On its roadshow presentation the company presented LTM revenues of 1.3 billion and said it planned to generate revenues in excess of US$1.5 billion (2011E) and US$4.0 billion (2012E) in the near future. Forecast operating profit visibility messages were much scarce.
How has the valuation of Groupon evolved since inception? Let's have a quick look:
| Date | Round | Cash in (US$ m) | Valuation (US$ m) |
| Nov-08 | Seed / angel | 1,0 | N/D |
| Jan-09 | Series A | 4,8 | N/D |
| Dec-09 | Series B | 30,0 | N/D |
| Apr-10 | Series C | 135,0 | 1.350,0 |
| Jan-11 | Series D | 950,0 | 4.750,0 |
| Nov-11 | IPO | < 700,0 | 12.746,0 |
Who said vertigo? Kudos to all pre IPO investors.
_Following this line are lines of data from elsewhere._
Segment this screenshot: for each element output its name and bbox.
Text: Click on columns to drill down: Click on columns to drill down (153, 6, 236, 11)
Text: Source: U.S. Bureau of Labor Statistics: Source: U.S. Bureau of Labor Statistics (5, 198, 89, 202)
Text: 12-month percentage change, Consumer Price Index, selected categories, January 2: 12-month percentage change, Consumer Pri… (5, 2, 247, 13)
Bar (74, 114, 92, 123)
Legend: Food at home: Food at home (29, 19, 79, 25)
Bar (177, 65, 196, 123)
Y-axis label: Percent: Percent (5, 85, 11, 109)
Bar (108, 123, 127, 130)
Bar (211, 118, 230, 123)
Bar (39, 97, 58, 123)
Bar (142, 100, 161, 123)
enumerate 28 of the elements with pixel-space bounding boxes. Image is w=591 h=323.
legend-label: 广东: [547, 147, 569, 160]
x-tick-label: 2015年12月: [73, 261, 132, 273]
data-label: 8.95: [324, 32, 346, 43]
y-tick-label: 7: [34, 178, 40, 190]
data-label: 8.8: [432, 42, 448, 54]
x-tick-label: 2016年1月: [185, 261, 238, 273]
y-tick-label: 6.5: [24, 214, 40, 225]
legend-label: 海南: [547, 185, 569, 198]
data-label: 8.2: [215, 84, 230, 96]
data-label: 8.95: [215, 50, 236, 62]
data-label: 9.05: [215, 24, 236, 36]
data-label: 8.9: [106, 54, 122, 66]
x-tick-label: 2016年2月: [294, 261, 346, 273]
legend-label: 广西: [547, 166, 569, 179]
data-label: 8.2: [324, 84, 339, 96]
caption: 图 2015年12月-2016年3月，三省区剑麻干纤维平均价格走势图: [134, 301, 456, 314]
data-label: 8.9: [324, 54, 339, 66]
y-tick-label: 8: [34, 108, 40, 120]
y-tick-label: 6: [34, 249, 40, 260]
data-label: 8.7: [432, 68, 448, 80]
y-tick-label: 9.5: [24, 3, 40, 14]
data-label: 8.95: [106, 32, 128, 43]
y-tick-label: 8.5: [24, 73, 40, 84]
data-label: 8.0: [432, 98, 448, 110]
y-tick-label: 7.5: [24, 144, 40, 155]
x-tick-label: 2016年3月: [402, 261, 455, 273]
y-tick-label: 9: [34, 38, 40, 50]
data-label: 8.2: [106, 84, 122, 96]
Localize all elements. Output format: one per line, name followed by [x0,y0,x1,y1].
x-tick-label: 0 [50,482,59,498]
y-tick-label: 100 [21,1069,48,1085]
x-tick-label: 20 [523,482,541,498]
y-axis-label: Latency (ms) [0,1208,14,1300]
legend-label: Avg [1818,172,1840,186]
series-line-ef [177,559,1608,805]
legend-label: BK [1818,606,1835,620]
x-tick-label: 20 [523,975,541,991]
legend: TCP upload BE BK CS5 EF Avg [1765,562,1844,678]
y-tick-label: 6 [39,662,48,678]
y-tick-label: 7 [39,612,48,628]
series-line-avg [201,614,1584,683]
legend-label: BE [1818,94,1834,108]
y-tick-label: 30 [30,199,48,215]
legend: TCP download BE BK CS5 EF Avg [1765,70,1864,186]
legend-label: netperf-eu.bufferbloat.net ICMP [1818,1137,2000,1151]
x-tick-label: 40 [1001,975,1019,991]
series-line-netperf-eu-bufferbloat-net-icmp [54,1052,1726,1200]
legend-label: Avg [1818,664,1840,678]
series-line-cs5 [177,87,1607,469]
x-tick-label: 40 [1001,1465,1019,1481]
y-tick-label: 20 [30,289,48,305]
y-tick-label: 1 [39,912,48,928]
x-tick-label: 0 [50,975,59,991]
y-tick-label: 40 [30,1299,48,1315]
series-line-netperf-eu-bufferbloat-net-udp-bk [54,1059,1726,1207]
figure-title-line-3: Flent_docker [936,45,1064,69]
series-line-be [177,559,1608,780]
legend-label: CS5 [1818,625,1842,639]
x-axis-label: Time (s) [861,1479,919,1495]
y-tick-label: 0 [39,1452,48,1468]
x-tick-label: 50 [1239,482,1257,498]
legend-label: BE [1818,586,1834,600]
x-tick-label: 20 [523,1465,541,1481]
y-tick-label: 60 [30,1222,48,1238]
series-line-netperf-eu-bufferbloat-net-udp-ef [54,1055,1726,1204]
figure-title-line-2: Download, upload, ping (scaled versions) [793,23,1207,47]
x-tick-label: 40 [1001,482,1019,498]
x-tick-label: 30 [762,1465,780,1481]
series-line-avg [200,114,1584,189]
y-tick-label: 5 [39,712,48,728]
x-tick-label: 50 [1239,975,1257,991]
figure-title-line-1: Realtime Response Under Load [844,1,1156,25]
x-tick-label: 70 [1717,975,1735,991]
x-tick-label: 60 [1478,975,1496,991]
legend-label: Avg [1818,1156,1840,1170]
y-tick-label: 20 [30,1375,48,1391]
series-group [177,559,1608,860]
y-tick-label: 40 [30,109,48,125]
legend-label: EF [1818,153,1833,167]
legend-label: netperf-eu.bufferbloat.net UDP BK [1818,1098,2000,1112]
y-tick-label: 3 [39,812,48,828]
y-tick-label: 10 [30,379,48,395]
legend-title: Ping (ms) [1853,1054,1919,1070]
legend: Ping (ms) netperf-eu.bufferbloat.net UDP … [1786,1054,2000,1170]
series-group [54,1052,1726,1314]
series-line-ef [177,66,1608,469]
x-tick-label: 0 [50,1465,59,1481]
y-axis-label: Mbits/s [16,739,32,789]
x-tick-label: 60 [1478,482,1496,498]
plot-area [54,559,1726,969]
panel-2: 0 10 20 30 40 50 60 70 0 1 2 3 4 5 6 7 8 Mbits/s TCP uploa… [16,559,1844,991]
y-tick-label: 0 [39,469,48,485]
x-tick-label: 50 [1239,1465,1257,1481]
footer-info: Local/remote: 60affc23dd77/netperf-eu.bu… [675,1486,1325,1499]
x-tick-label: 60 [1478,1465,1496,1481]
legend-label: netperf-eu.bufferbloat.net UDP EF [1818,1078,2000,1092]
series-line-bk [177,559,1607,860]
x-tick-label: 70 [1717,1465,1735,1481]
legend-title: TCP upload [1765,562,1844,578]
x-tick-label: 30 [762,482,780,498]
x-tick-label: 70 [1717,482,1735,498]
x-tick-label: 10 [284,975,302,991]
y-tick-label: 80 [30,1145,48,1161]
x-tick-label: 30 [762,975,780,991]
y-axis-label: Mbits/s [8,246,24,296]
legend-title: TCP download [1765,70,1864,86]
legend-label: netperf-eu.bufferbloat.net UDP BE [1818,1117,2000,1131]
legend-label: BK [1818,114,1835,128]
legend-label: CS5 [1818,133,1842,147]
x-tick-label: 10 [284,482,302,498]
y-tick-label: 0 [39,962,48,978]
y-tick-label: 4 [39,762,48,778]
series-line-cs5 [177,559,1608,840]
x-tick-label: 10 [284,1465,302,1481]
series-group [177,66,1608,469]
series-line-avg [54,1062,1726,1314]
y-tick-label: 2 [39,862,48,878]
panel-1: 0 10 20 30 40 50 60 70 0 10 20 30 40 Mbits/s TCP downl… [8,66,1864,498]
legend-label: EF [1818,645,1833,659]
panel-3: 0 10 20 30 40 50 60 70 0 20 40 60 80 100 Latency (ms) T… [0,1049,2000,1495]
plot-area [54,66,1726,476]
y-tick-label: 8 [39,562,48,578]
With Amazon and eBay trading at 2.4x and 4.0x LTM revenues, respectively. The banks behind the IPO pointed to other comps in the sector (Twitter, Facebook, Zynga, LinkedIn), valued at multiples well north of that (from 11x to 177x) to make Groupon look relatively cheap.
At the IPO price the company was indeed valued at c.10x LTM revenues (market cap of US$12.7 billion). Minuscule share offerings like this one (5.5% of shares floated) have a way to be particularly volatile, though. This can be great on the upside, like when trading begins at US$28, or 30% higher, valuing the company at US$240 per subscriber or c.US$350,000 per merchant, but it can turn into a vicious downward spiral pretty quickly too.
No rating underpinned on anything different than earnings and cash flow can be sustainable in the long run.